🚀 We're looking for ML Engineers and Medical Reviewers! Join the OpenPHR Mission →
Tutorial

Deploying a Clinical LLM API with Docker and vLLM

Difficulty: Intermediate Time: 12 min read

Introduction

In this cookbook, we will cover how to deploy an open-source clinical Large Language Model (like Clinical Llama-3 or Gemma-2-9B-IT) locally using Docker and vLLM for high-throughput inference.

Prerequisites

  • An NVIDIA GPU with at least 24GB of VRAM (e.g., RTX 3090/4090 or A10G)
  • Docker and NVIDIA Container Toolkit installed
  • Huggingface Token (if using gated models)

Step 1: Write the Docker Compose File

We use vLLM because it provides an OpenAI-compatible API server out of the box and features PagedAttention for maximum throughput.

version: '3.8'

services:
  vllm-server:
    image: vllm/vllm-openai:latest
    ports:
      - "8000:8000"
    deploy:
      resources:
        reservations:
          devices:
            - driver: nvidia
              count: 1
              capabilities: [gpu]
    environment:
      - HUGGING_FACE_HUB_TOKEN=${HF_TOKEN}
    command: --model OpenPHR/clinical-llama-3-8b --dtype bfloat16 --api-key my_secure_token
    volumes:
      - ~/.cache/huggingface:/root/.cache/huggingface

Step 2: Start the Server

Ensure your Huggingface token is exported in your environment, then spin up the container.

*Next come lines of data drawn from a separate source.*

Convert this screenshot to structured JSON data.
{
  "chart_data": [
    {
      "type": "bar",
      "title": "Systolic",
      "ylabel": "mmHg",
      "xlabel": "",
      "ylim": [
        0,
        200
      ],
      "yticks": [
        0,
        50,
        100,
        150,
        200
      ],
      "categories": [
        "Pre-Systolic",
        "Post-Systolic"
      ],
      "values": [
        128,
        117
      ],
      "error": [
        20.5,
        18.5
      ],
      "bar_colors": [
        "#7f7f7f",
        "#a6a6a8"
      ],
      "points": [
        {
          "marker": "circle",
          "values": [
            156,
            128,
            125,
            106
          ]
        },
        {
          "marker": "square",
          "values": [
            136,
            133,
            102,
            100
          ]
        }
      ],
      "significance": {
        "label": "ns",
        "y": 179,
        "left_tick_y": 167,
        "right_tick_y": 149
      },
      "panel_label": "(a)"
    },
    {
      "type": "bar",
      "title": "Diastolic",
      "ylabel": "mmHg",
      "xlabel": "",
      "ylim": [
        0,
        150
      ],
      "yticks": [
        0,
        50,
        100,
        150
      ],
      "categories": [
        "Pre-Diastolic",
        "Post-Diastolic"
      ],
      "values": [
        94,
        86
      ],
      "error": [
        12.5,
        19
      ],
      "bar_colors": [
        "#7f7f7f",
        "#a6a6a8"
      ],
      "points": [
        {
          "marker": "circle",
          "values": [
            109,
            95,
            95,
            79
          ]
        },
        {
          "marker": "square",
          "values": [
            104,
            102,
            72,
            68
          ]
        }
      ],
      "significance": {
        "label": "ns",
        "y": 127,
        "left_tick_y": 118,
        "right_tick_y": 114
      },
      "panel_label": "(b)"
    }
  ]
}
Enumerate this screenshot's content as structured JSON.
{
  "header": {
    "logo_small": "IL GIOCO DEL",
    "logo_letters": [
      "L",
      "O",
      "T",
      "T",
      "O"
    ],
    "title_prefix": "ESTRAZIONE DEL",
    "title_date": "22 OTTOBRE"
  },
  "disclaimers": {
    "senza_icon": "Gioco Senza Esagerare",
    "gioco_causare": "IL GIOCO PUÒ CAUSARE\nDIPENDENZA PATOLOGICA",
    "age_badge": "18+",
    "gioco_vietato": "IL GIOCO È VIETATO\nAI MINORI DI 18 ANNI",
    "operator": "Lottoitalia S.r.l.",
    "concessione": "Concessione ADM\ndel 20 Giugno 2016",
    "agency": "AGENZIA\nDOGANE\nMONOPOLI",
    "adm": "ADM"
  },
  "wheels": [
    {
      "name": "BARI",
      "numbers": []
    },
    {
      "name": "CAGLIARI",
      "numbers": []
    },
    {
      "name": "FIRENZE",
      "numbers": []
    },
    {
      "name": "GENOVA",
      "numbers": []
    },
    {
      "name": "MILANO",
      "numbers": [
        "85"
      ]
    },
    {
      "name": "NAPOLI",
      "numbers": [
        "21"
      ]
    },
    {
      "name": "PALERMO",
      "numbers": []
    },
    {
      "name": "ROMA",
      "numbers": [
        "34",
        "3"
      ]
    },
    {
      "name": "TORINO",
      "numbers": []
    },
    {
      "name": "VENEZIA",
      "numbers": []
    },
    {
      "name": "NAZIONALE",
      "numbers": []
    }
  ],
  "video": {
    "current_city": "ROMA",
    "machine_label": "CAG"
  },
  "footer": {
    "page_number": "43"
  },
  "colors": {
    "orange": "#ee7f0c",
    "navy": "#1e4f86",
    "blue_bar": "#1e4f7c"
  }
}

export HF_TOKEN="hf_your_token_here"
docker-compose up -d

Step 3: Query the Local API

You can now query your locally hosted clinical LLM exactly as you would use the OpenAI API, but completely offline and secure for PHI.

import openai

client = openai.OpenAI(
    api_key="my_secure_token",
    base_url="http://localhost:8000/v1"
)

response = client.chat.completions.create(
    model="OpenPHR/clinical-llama-3-8b",
    messages=[
        {"role": "system", "content": "You are an expert medical AI assistant."},
        {"role": "user", "content": "What are the common side effects of lisinopril?"}
    ]
)

print(response.choices[0].message.content)

Conclusion

By leveraging vLLM and Docker, you can securely host and scale large clinical language models inside your hospital firewall while maintaining compatibility with standard API interfaces.